$F$ is algebraically closed $\iff$ $\nexists$ $K$ s.t. $F \leq K$, $K \neq F$ and $[K:F] < \infty$

Question

$F$ is algebraically closed $\iff$ $\nexists$ $K$ s.t. $F \leq K$, $K \neq F$ and $[K:F] < \infty$.

Proof:

($\implies$) assume by way of contradiction that $F$ is an algebraically closed field and there does exist such a field $K$, say $[K:F] = n$.

Let $a_1,....a_n$ be a basis for $K$ over $F$.

Okay, now I'm lost, haha

$(\impliedby)$

I need help with this direction also.

Thanks all! You're the best!

Answer 1

The correct statement is :

$F$ is algebraically closed if and only if there does not exist a finite field extension $K$ of $F$, i.e. there does not exist $K$ such that $F\leq K$ and $[K:F]<\infty$.

Proof : $(\Rightarrow)$ Say $K$ is a finite field extension of $F$ of degree $n$. Let $\alpha\in K-F$. Then $\{1,\alpha,\alpha^2,\dots,\alpha^n\}$ is linearly dependent over $F$. Then there exists $\lambda_i\in F$ such that $\sum_i\lambda_i\alpha^i=0$, i.e. $\alpha$ satisfies a polynomial with coefficients in $F$, which contradicts the fact that $F$ is algebraically closed.

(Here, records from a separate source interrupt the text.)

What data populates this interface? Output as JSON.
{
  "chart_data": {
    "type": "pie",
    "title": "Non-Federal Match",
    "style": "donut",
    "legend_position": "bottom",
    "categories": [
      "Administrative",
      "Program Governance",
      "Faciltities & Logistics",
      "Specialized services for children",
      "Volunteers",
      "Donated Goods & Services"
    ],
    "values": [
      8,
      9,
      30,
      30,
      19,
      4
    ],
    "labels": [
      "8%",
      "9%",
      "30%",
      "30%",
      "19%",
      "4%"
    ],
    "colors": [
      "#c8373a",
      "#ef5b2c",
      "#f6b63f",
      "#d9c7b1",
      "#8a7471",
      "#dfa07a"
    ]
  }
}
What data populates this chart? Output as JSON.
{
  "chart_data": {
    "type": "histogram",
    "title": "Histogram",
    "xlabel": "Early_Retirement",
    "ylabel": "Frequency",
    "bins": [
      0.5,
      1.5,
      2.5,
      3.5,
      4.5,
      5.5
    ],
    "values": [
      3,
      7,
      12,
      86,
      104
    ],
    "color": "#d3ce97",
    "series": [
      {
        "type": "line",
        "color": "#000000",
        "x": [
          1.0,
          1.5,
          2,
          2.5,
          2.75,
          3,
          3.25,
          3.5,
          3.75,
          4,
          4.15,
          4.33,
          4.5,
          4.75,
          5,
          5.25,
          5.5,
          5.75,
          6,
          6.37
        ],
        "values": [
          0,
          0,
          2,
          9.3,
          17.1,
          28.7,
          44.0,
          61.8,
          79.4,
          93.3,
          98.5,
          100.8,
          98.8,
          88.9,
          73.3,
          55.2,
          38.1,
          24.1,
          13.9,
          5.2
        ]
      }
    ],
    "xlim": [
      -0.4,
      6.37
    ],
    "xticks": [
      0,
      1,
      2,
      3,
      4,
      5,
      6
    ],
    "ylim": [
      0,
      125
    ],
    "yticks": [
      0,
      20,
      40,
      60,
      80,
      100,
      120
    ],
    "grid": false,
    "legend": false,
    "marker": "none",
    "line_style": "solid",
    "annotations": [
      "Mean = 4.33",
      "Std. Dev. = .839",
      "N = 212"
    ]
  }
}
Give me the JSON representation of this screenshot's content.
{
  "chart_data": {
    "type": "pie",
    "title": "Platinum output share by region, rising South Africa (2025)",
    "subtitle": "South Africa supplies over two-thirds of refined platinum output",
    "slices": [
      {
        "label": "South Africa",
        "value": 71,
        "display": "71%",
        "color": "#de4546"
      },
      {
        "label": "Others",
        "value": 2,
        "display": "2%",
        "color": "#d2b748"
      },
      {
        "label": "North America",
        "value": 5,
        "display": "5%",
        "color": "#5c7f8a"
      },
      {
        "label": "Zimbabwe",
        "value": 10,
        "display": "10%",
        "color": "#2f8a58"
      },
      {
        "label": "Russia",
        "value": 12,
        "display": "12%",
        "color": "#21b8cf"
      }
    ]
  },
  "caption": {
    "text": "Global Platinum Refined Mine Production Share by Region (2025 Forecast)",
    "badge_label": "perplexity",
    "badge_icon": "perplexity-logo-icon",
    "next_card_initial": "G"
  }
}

$(\Leftarrow)$ Say $F$ is not algebraically closed. Then there exists an irreducible polynomial $f\in F[x]$ such that $f$ has no root in $F$. Then $K=F[x]/(f)$ is a finite field extension of $F$, which is a contradiction. Hence $F$ is algebraically closed.

Answer 2

Depends on your definition for algebraically closed fields, but let me give it a try. Choose an element $a \in K$ which is not in $F$ and consider the corresponding minimal polynomial over $K$. Since $a \not\in F$, the minimal polynomial does not split over $F$ which is a contradiction to $F$ being algebraically closed.

For the other direction you can assume that $F$ is not algebraically closed and thus construct a finite extension by adjoining a root.